Moçambique



- Eu sei – ela continuou – que vocês estão escondendo alguma coisa sobre a guerra, sobre a participação de vocês nela. Muito bem, eu exijo saber. Neville, você primeiro. Quero saber tudo.

- Minha participação? – Neville hesitou.

- Sim, você obviamente teve uma, já que está praticamente suando frio. Você estava do lado ruim?

- Claro que não!

- Então não tem nada a temer! Conte-nos!

Neville não gostava de falar sobre a guerra. Ele não tinha memórias muito boas dessa época, e como Draco também não falava, eles nunca tinham conversado direito sobre isso. Claro, o loiro sabia por cima qual tinha sido a participação do moreno, mas os dois nunca tinham entrado em detalhes. Naquele momento, ele sabia que não tinha escapatória. Falaria, sim, e falaria a verdade. Neville achava que seu pior defeito era não saber mentir.

- Minha participação, Lizbeth, não foi das mais agradáveis. Eu quase fui preso no final da guerra, mas todos os meus amigos, incluindo Alvo Dumbledore, que é um bruxo muito famoso, intercederam em meu favor, e me safei da prisão.

- Você estava do lado negro? – Dominique horrorizou-se.

- Claro que não! O que você pensa que eu sou?

- É você que está aí dizendo que foi quase preso!

- Foi por causa de outras coisas! Digamos apenas que eu fui um pouco responsável pelo desaparecimento total de Ginny.

Nenhum dos três falou nada por um momento.
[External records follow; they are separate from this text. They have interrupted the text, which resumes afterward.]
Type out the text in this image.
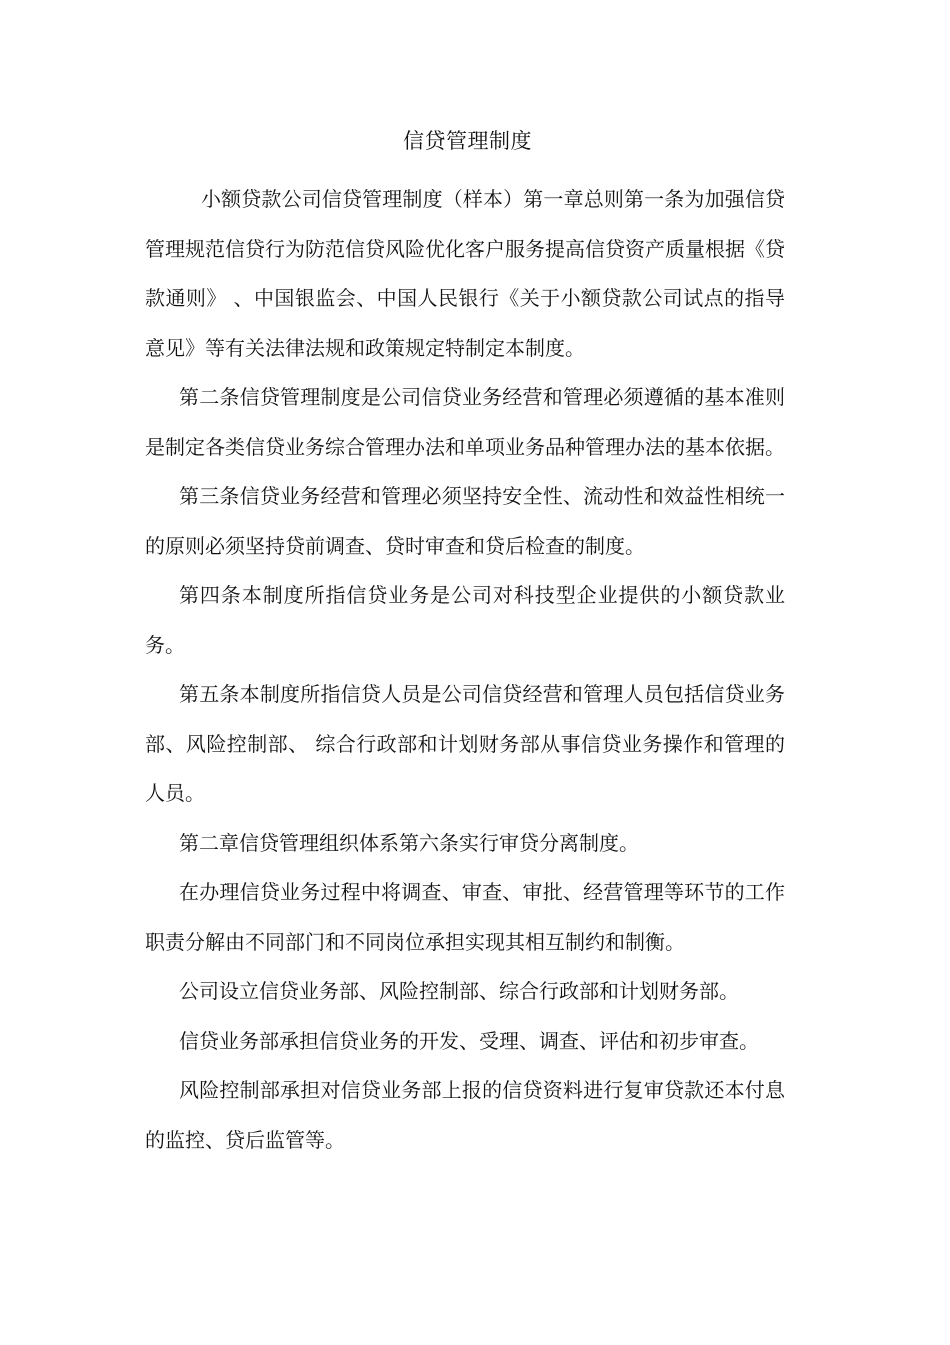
信贷管理制度

小额贷款公司信贷管理制度（样本）第一章总则第一条为加强信贷管理规范信贷行为防范信贷风险优化客户服务提高信贷资产质量根据《贷款通则》 、中国银监会、中国人民银行《关于小额贷款公司试点的指导意见》等有关法律法规和政策规定特制定本制度。

第二条信贷管理制度是公司信贷业务经营和管理必须遵循的基本准则是制定各类信贷业务综合管理办法和单项业务品种管理办法的基本依据。

第三条信贷业务经营和管理必须坚持安全性、流动性和效益性相统一的原则必须坚持贷前调查、贷时审查和贷后检查的制度。

第四条本制度所指信贷业务是公司对科技型企业提供的小额贷款业务。

第五条本制度所指信贷人员是公司信贷经营和管理人员包括信贷业务部、风险控制部、 综合行政部和计划财务部从事信贷业务操作和管理的人员。

第二章信贷管理组织体系第六条实行审贷分离制度。

在办理信贷业务过程中将调查、审查、审批、经营管理等环节的工作职责分解由不同部门和不同岗位承担实现其相互制约和制衡。

公司设立信贷业务部、风险控制部、综合行政部和计划财务部。

信贷业务部承担信贷业务的开发、受理、调查、评估和初步审查。

风险控制部承担对信贷业务部上报的信贷资料进行复审贷款还本付息的监控、贷后监管等。
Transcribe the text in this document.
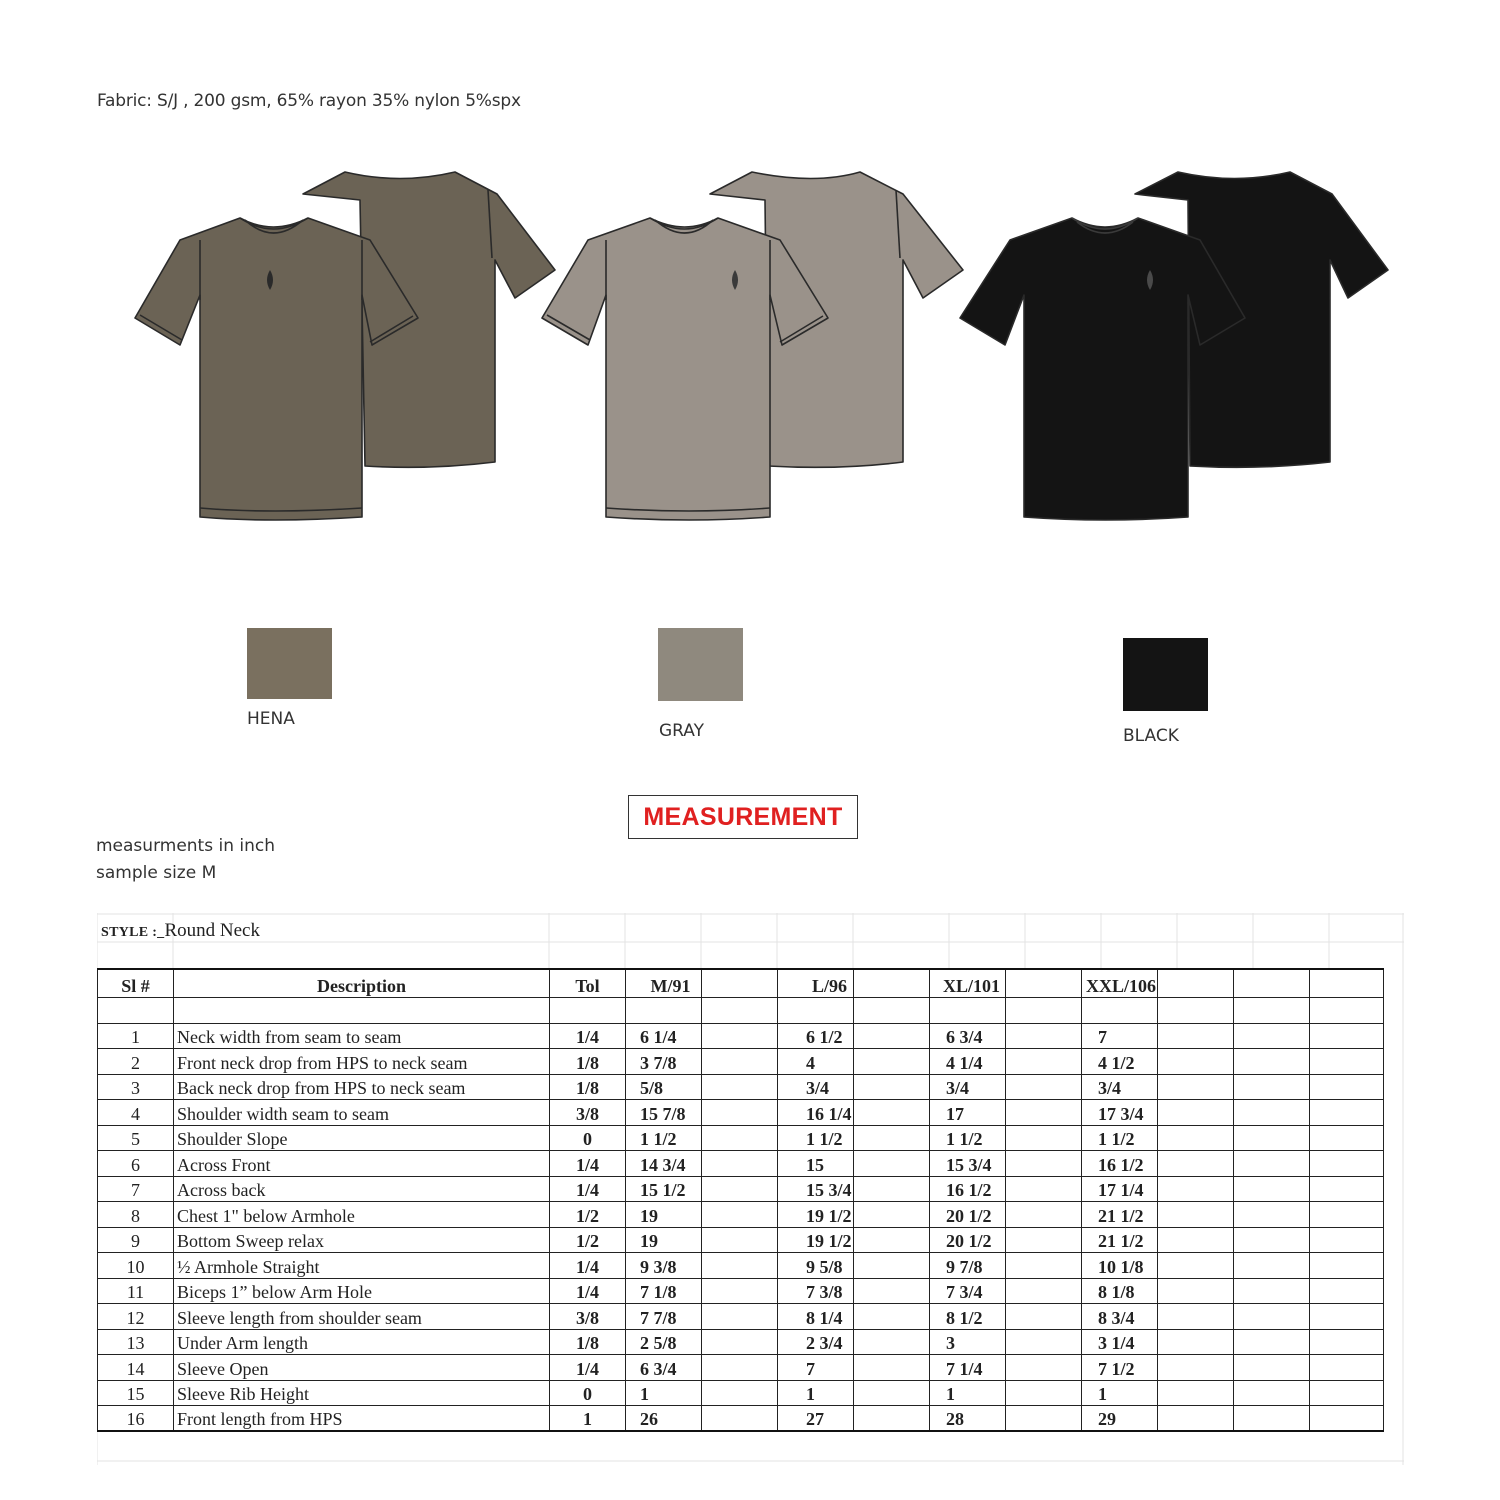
Fabric: S/J , 200 gsm, 65% rayon 35% nylon 5%spx
HENA
GRAY	BLACK
MEASUREMENT
measurments in inch
sample size M
STYLE :_Round Neck
Sl #	Description	Tol	M/91		L/96		XL/101		XXL/106			

1	Neck width from seam to seam	1/4	6 1/4		6 1/2		6 3/4		7			
2	Front neck drop from HPS to neck seam	1/8	3 7/8		4		4 1/4		4 1/2			
3	Back neck drop from HPS to neck seam	1/8	5/8		3/4		3/4		3/4			
4	Shoulder width seam to seam	3/8	15 7/8		16 1/4		17		17 3/4			
5	Shoulder Slope	0	1 1/2		1 1/2		1 1/2		1 1/2			
6	Across Front	1/4	14 3/4		15		15 3/4		16 1/2			
7	Across back	1/4	15 1/2		15 3/4		16 1/2		17 1/4			
8	Chest 1" below Armhole	1/2	19		19 1/2		20 1/2		21 1/2			
9	Bottom Sweep relax	1/2	19		19 1/2		20 1/2		21 1/2			
10	½ Armhole Straight	1/4	9 3/8		9 5/8		9 7/8		10 1/8			
11	Biceps 1” below Arm Hole	1/4	7 1/8		7 3/8		7 3/4		8 1/8			
12	Sleeve length from shoulder seam	3/8	7 7/8		8 1/4		8 1/2		8 3/4			
13	Under Arm length	1/8	2 5/8		2 3/4		3		3 1/4			
14	Sleeve Open	1/4	6 3/4		7		7 1/4		7 1/2			
15	Sleeve Rib Height	0	1		1		1		1			
16	Front length from HPS	1	26		27		28		29			
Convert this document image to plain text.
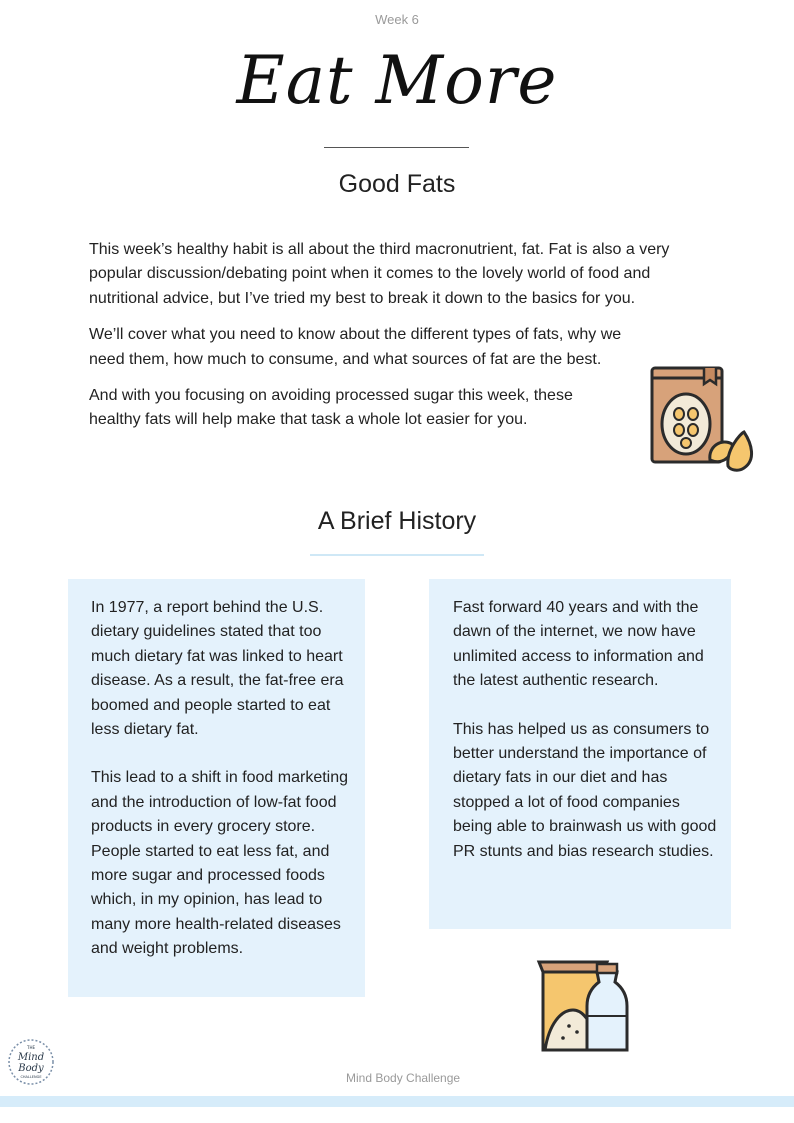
Week 6
Eat More
Good Fats

This week’s healthy habit is all about the third macronutrient, fat. Fat is also a very popular discussion/debating point when it comes to the lovely world of food and nutritional advice, but I’ve tried my best to break it down to the basics for you.

We’ll cover what you need to know about the different types of fats, why we need them, how much to consume, and what sources of fat are the best.

And with you focusing on avoiding processed sugar this week, these healthy fats will help make that task a whole lot easier for you.

A Brief History

In 1977, a report behind the U.S. dietary guidelines stated that too much dietary fat was linked to heart disease. As a result, the fat-free era boomed and people started to eat less dietary fat.

This lead to a shift in food marketing and the introduction of low-fat food products in every grocery store. People started to eat less fat, and more sugar and processed foods which, in my opinion, has lead to many more health-related diseases and weight problems.

Fast forward 40 years and with the dawn of the internet, we now have unlimited access to information and the latest authentic research.

This has helped us as consumers to better understand the importance of dietary fats in our diet and has stopped a lot of food companies being able to brainwash us with good PR stunts and bias research studies.

THE
Mind
Body
CHALLENGE	Mind Body Challenge
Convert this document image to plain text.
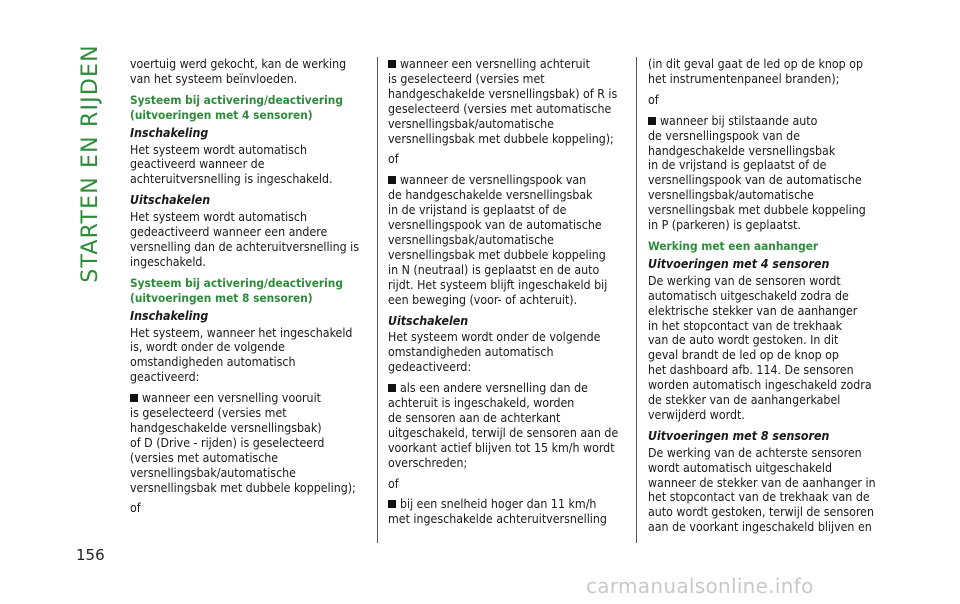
STARTEN EN RIJDEN voertuig werd gekocht, kan de werking
van het systeem beïnvloeden.

Systeem bij activering/deactivering
(uitvoeringen met 4 sensoren)

Inschakeling

Het systeem wordt automatisch
geactiveerd wanneer de
achteruitversnelling is ingeschakeld.

Uitschakelen

Het systeem wordt automatisch
gedeactiveerd wanneer een andere
versnelling dan de achteruitversnelling is
ingeschakeld.

Systeem bij activering/deactivering
(uitvoeringen met 8 sensoren)

Inschakeling

Het systeem, wanneer het ingeschakeld
is, wordt onder de volgende
omstandigheden automatisch
geactiveerd:

wanneer een versnelling vooruit
is geselecteerd (versies met
handgeschakelde versnellingsbak)
of D (Drive - rijden) is geselecteerd
(versies met automatische
versnellingsbak/automatische
versnellingsbak met dubbele koppeling);

of

wanneer een versnelling achteruit
is geselecteerd (versies met
handgeschakelde versnellingsbak) of R is
geselecteerd (versies met automatische
versnellingsbak/automatische
versnellingsbak met dubbele koppeling);

of

wanneer de versnellingspook van
de handgeschakelde versnellingsbak
in de vrijstand is geplaatst of de
versnellingspook van de automatische
versnellingsbak/automatische
versnellingsbak met dubbele koppeling
in N (neutraal) is geplaatst en de auto
rijdt. Het systeem blijft ingeschakeld bij
een beweging (voor- of achteruit).

Uitschakelen

Het systeem wordt onder de volgende
omstandigheden automatisch
gedeactiveerd:

als een andere versnelling dan de
achteruit is ingeschakeld, worden
de sensoren aan de achterkant
uitgeschakeld, terwijl de sensoren aan de
voorkant actief blijven tot 15 km/h wordt
overschreden;

of

bij een snelheid hoger dan 11 km/h
met ingeschakelde achteruitversnelling

(in dit geval gaat de led op de knop op
het instrumentenpaneel branden);

of

wanneer bij stilstaande auto
de versnellingspook van de
handgeschakelde versnellingsbak
in de vrijstand is geplaatst of de
versnellingspook van de automatische
versnellingsbak/automatische
versnellingsbak met dubbele koppeling
in P (parkeren) is geplaatst.

Werking met een aanhanger

Uitvoeringen met 4 sensoren

De werking van de sensoren wordt
automatisch uitgeschakeld zodra de
elektrische stekker van de aanhanger
in het stopcontact van de trekhaak
van de auto wordt gestoken. In dit
geval brandt de led op de knop op
het dashboard afb. 114. De sensoren
worden automatisch ingeschakeld zodra
de stekker van de aanhangerkabel
verwijderd wordt.

Uitvoeringen met 8 sensoren

De werking van de achterste sensoren
wordt automatisch uitgeschakeld
wanneer de stekker van de aanhanger in
het stopcontact van de trekhaak van de
auto wordt gestoken, terwijl de sensoren
aan de voorkant ingeschakeld blijven en

156
carmanualsonline.info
Draco sabia o que o amigo queria dizer, e as duas garotas estavam imaginando as piores coisas. Neville resolveu continuar.

- Eu não a seqüestrei, não, se é isso o que vocês estão pensando.

- Então o que foi que aconteceu?

- Eu... matei os Lestrange e não perguntei onde Ginny estava antes.

- Como... assim? – Lizbeth não acreditou.

- A batalha final foi na mansão dos Lestrange. Eu entrei lá, junto com Harry, Ron, Hermione e Luna, e enquanto o Harry foi cuidar de Voldemort, nós quatro ficamos encarregados dos Comensais. Acabamos nos separando, e quando vi, estava de cara com Belatriz e Rodolfo Lestrange. Nós lutamos, e eu acabei matando os dois. Só depois lembrei-me de Ginny.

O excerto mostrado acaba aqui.